Façon de parler, il va sans dire, et sans doute serait-il bien de préciser : ce qui se déplace lentement ce n’est point tant la limite des connaissances, l’étendue des terræ incognitæ, mais bien plutôt celle de l’ostracisme ; j’allais dire : de la pudeur – ou, si l’on préfère, regardant de l’autre côté de la barrière : de l’obscénité. Il y a des régions humaines qu’il n’est pas décent d’exposer sur la scène ; mais qui n’en existent pas moins. Ces régions « tabou » varient d’époque en époque ; et, durant un long temps, notre littérature, par exemple, se montra beaucoup plus soucieuse d’approfondir que d’élargir notre champ d’investigation. Mais celui-ci varie plus encore de pays à pays. Le Français se montre aujourd’hui beaucoup plus soucieux qu’il n’était au temps de ma jeunesse de porter les yeux non plus constamment sur soi-même : il jette des regards de côté et découvre, parfois avec une surprise un peu naïve, que bien des comportements ne cessent pas d’être humains, pour cesser, en apparence du moins, d’être spécifiquement français ; qu’ils pourraient bien devenir intéressants du jour où lui, Français, commencerait à s’y intéresser. C’est une remarque que je faisais il y a déjà quelque cinquante ans ; de nos jours elle a presque perdu sa raison d’être. La Faim de Knut Hamsun m’invite à y revenir.
Introduction à Faim
PAR RÉGIS BOYER
Voici, dans une traduction nouvelle, l’un des romans qui ont définitivement marqué et infléchi l’écriture romanesque en notre siècle.
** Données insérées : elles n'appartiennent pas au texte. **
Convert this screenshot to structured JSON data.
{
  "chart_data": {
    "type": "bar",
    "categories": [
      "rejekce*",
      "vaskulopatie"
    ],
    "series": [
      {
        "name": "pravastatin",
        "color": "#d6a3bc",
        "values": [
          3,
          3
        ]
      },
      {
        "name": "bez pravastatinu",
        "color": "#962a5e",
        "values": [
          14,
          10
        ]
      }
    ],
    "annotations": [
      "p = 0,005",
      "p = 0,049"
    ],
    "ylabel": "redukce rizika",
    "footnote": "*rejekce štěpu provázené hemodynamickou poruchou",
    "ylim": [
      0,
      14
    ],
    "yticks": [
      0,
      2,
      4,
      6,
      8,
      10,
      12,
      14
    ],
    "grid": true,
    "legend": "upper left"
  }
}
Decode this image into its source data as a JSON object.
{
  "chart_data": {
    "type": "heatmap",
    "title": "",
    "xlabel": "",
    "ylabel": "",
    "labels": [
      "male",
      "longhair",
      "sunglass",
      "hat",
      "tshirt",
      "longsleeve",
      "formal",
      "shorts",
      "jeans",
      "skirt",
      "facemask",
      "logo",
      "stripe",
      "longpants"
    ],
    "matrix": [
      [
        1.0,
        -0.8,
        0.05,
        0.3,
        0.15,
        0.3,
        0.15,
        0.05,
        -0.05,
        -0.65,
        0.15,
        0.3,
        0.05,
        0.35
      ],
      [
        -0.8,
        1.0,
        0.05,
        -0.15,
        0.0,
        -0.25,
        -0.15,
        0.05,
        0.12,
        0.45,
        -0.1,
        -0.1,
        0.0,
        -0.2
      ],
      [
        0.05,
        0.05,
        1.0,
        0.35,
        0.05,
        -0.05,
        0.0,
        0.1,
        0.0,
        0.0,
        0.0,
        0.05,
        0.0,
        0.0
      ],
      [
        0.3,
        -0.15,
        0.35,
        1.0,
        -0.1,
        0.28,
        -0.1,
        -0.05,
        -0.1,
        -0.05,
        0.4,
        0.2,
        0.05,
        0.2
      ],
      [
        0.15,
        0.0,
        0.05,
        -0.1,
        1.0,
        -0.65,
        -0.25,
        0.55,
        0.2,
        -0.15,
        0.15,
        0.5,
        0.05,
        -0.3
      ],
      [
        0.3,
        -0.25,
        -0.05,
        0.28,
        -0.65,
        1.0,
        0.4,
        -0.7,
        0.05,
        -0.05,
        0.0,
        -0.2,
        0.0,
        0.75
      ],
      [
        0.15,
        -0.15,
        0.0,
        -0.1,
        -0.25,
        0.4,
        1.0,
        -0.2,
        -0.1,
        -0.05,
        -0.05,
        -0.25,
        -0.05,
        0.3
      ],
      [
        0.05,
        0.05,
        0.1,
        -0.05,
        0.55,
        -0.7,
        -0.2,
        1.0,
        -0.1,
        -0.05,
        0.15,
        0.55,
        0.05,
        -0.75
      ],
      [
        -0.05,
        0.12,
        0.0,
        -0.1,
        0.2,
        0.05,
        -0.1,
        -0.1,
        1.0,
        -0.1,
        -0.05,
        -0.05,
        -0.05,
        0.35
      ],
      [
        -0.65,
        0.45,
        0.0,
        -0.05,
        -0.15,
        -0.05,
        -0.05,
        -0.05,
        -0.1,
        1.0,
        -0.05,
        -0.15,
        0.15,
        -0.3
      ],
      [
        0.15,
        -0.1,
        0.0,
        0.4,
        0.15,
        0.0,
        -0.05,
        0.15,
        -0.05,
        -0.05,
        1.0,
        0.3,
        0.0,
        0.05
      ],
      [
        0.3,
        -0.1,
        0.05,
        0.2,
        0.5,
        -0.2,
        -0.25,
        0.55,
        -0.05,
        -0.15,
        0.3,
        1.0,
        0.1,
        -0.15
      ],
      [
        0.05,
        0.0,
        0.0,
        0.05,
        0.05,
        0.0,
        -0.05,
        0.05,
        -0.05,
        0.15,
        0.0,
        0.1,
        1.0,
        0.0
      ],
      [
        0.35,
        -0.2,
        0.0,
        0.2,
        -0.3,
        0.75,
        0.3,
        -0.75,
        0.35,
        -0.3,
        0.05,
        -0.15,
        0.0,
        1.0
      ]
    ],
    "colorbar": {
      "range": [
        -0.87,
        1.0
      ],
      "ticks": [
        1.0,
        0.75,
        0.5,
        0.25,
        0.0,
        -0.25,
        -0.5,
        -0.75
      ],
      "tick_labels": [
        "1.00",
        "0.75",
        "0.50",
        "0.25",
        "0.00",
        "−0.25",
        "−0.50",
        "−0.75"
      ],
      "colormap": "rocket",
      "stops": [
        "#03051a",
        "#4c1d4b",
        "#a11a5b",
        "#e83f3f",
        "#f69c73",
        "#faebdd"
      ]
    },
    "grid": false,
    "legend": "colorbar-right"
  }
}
C’est l’une de ces œuvres après lesquelles il est juste de dire que l’on ne pourra plus jamais écrire comme avant. Qu’elle repose sur une expérience vécue, cela est évident : le jeune Norvégien famélique qui erre dans les rues de Kristiania (Oslo), à la poursuite de ses fantasmes et ardent à traquer « la vie inconsciente de /son/ âme », comme le dit un essai vraiment étonnant qu’il a composé à la même époque, nous a donné là l’un des témoignages les plus saisissants que l’on puisse imaginer. André Gide, déjà, avait beau jeu de s’émerveiller. Le génie, futur Prix Nobel, qui a rédigé ces pages dans une sorte d’ivresse fébrile, rompait délibérément avec toutes nos habitudes littéraires, les voies qu’il a ouvertes de la sorte se révéleront d’une prodigieuse fécondité. Plus de cent ans après sa rédaction, ce livre continue de nous interpeller avec une profondeur et une violence inégalées, il n’a pas pris une ride. Car Hamsun est engagé à la poursuite d’une vérité, de sa vérité que ne saurait épuiser aucune analyse. Symboles merveilleusement polysémiques, mystères du psychisme humain lorsqu’il est volontairement placé dans des circonstances anormales, extases paniques et délires soigneusement entretenus… nous sommes ici aux sources de l’étrange alchimie qui engendre la véritable effusion de l’âme et que rien, ni les prétendus prestiges de notre époque moderne, ni les faux savoirs, ni les repères trop commodes de nos errements ne sauraient épuiser. Dirai-je que nous sommes, ici, aux sources mêmes de la création littéraire, du beau miracle qui parvient à donner valeur d’éternité à notre fugace présence ici-bas ?
Faim, Sult dans l’original norvégien, et non pas *La faim, qui renverrait à un *Sulten, erroné, comme on a cru devoir traduire, jusqu’ici, ce titre. L’absence d’article doit attirer l’attention parce qu’elle est hautement signifiante.